Che steroidi prendeva Arnold?

Il farmaco di scelta era il Dianabol, i dosaggi erano terapeutici contro le massicce overdose di oggi.

Corpi altrettanto sagomanti ma di calibro minori, più umani, si trovano nelle categorie “Men’s Physique” e “Classic Physique” del Mr. Olympia. E lo stesso vale per le quattro categorie femminili, dalla più mascolina a quella più svelta, tutte seguono il concetto di estrema definizione, di pelle sottile attaccata al muscolo e vene in rilievo.
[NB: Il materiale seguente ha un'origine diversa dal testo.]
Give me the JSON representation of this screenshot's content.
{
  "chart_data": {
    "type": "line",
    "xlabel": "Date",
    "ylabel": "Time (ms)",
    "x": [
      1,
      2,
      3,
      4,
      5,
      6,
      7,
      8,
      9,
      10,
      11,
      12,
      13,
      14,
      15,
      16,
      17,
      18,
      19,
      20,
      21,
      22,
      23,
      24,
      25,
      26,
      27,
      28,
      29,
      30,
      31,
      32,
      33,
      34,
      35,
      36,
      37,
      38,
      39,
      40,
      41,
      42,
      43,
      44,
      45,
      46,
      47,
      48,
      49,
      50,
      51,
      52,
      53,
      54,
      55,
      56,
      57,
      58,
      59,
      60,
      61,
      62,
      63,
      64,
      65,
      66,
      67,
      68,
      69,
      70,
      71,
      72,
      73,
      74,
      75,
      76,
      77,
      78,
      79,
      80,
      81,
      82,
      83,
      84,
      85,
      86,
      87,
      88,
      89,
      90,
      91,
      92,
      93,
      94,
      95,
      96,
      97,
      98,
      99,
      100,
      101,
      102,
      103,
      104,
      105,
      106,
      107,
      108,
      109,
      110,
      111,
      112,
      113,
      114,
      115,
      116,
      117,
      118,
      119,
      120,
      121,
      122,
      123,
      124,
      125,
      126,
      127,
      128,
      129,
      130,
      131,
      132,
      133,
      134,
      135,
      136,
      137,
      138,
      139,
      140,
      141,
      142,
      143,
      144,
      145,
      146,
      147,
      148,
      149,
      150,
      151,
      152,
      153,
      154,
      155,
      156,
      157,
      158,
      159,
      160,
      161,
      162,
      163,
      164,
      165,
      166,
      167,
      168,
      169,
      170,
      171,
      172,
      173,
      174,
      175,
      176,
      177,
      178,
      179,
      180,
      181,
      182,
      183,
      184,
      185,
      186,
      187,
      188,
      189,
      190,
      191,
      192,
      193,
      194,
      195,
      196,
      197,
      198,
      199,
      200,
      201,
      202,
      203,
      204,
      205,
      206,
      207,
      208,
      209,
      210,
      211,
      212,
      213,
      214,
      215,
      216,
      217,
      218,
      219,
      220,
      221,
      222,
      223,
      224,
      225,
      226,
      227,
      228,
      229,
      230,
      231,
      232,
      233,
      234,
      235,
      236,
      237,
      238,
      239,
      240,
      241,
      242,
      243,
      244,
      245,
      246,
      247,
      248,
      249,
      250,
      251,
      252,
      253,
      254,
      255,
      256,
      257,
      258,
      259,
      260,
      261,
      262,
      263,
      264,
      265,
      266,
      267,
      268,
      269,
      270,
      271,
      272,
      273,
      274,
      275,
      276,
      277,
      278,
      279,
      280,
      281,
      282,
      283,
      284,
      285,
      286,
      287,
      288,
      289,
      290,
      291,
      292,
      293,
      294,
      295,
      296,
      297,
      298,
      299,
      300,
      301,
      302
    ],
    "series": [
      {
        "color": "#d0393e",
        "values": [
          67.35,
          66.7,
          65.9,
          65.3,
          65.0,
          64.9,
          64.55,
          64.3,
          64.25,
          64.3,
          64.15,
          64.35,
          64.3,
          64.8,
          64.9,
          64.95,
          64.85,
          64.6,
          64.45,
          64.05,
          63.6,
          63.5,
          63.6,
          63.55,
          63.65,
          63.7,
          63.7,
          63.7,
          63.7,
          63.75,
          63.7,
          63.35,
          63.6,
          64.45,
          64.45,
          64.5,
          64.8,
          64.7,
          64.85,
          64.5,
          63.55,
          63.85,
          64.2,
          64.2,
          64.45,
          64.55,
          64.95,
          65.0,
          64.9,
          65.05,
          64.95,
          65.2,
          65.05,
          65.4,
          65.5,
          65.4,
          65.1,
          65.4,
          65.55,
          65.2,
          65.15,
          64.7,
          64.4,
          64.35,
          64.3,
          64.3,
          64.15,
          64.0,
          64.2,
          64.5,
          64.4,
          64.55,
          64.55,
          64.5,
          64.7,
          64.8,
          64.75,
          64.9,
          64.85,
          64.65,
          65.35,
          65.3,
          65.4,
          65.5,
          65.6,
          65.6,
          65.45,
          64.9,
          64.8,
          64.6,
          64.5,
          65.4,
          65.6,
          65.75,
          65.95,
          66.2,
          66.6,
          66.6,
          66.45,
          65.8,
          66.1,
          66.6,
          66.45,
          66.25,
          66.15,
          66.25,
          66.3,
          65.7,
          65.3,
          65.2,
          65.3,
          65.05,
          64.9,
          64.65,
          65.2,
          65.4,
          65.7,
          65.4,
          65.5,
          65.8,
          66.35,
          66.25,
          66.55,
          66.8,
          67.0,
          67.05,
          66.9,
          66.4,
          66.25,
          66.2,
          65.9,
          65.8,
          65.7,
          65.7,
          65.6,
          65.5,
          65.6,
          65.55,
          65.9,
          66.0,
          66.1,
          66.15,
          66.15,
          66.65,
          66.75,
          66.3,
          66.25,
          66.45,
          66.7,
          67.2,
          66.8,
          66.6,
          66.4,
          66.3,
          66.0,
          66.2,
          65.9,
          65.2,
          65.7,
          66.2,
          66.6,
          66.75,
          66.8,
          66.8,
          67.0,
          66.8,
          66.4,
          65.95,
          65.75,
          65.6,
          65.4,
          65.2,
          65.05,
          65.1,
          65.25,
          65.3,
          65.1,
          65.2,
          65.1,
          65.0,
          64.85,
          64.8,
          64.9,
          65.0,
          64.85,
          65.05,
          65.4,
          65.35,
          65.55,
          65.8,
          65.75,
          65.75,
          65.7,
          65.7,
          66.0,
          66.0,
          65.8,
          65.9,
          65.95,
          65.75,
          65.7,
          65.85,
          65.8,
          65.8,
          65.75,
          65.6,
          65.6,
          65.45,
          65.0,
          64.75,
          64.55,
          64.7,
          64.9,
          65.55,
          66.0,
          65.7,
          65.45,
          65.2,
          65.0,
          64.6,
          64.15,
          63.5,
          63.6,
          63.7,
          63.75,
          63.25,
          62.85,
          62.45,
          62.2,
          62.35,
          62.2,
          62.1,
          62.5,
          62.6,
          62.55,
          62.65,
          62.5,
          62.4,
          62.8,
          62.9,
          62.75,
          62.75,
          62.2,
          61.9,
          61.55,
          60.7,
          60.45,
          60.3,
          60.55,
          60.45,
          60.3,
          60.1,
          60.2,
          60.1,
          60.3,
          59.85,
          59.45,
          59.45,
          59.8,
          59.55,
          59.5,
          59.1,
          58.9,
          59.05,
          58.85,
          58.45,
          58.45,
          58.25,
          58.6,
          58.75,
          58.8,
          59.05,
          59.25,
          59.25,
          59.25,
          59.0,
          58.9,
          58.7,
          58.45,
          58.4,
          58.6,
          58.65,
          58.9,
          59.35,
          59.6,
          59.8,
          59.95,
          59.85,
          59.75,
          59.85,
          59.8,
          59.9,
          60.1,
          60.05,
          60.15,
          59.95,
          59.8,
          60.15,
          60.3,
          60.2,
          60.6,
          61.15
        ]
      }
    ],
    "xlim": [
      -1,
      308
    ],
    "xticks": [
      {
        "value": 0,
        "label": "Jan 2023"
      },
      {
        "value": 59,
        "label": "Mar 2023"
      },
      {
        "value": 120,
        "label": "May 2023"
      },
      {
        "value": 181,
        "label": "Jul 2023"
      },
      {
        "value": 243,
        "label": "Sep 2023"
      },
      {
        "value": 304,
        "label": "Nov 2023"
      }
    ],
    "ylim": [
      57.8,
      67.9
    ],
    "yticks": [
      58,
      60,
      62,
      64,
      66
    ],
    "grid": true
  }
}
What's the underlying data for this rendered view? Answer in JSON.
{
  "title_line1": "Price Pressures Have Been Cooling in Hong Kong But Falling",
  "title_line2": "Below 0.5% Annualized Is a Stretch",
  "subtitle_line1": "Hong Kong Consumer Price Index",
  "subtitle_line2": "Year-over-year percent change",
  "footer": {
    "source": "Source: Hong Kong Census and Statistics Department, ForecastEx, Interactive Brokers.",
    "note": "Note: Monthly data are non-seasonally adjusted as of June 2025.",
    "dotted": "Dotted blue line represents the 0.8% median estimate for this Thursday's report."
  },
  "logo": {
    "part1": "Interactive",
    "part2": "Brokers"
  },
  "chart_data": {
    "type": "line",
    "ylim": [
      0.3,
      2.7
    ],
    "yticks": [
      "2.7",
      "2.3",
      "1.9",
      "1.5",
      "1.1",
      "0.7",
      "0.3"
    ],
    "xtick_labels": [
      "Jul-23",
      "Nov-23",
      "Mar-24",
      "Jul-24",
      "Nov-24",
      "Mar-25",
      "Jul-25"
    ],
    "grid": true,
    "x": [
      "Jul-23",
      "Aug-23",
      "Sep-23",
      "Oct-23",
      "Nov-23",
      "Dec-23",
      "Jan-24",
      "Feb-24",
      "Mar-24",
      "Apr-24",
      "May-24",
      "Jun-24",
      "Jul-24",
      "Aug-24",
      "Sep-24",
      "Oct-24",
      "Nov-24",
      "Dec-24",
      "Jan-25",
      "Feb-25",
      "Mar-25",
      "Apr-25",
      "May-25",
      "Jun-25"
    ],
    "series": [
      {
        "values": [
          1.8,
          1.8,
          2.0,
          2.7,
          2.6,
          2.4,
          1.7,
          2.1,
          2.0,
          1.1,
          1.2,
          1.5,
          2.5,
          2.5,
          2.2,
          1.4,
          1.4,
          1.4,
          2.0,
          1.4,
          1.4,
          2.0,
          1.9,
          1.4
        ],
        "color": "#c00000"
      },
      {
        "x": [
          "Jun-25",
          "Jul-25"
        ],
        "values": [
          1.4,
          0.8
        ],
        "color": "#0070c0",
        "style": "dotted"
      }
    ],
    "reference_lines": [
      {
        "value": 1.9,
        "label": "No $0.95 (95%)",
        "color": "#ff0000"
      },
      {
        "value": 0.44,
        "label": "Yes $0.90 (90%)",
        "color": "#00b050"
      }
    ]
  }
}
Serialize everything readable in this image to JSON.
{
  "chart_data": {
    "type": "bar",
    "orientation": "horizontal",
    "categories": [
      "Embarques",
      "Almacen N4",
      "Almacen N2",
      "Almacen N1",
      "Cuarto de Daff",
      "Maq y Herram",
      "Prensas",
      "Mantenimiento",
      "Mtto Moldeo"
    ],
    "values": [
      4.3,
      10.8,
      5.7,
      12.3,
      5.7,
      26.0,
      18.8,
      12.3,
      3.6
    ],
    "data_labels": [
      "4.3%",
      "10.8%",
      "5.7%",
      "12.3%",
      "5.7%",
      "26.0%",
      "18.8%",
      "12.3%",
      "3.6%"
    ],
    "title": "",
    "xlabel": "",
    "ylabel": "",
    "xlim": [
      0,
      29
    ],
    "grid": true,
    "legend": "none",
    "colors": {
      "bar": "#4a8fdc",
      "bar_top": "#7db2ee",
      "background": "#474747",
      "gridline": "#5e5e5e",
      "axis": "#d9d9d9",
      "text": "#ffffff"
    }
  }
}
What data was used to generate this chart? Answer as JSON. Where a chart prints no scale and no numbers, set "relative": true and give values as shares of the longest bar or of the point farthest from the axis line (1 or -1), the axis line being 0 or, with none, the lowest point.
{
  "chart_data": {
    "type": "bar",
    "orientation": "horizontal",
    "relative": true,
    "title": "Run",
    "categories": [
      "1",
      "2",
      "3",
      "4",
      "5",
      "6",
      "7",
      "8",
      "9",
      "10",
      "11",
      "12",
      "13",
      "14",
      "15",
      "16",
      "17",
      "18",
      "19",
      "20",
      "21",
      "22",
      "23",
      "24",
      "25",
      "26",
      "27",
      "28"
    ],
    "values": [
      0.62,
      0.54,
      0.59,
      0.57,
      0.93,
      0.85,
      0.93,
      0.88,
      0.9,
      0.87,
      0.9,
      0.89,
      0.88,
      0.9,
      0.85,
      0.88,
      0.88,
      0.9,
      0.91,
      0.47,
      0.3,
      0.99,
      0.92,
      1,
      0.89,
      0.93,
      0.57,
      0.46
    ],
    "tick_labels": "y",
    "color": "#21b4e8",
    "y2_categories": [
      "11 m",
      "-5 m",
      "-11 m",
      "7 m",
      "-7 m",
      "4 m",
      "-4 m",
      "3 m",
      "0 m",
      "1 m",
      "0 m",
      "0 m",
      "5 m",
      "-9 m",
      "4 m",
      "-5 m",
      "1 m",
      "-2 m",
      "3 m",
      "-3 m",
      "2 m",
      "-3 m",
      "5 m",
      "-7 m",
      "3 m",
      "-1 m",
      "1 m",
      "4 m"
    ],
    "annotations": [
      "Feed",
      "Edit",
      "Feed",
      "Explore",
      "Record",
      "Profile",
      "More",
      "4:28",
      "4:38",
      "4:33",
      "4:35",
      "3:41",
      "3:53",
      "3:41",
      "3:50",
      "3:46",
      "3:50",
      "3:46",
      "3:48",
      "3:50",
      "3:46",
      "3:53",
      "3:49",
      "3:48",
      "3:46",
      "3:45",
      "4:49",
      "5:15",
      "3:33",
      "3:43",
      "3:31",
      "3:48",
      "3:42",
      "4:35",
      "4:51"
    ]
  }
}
Sproporzionati sono i corpi sotto ai crani piccoli, sproporzionata è la dedizione per arrivare alla meta. Oggi è noto che l’abuso di queste sostanze può causare scompensi metabolici e infertilità negli uomini e fenomeni di mascolinizzazione, con irregolarità nel ciclo mestruale e riduzione del seno, nelle donne.

Gli steroidi anabolizzanti

Parliamo ora di un farmaco sempre più in uso, purtroppo, fra i bodybuilders, e cioè l’ormone della crescita umano (hGH, o semplicemente GH). L’uso di farmaci ergogenici (nel nostro caso in genere anabolizzanti) non è certo l’unica faccia del nostro sport, ma in quanto medico, oltre che culturista, mi sento in dovere di affrontare questi argomenti, di solito “accantonati” con leggerezza (mentre l’abuso trionfa sottobanco). Come tutto poi quando si parla di allenamento e risultati, più il livello raggiunto è alto e più sforzi sono richiesti per raggiungerne uno ancora superiore (come allenamento, come dieta, e come qualità e quantità di farmaci).

Come capire se un palestrato si dopa?

Rapida perdita di alcune delle caratteristiche fin qui elencate, nel momento in cui si smette di assumere i farmaci (ad esempio diminuzione della massa muscolare, aumento della massa grassa, perdita della definizione, aumento della fatica e dei tempi di recupero).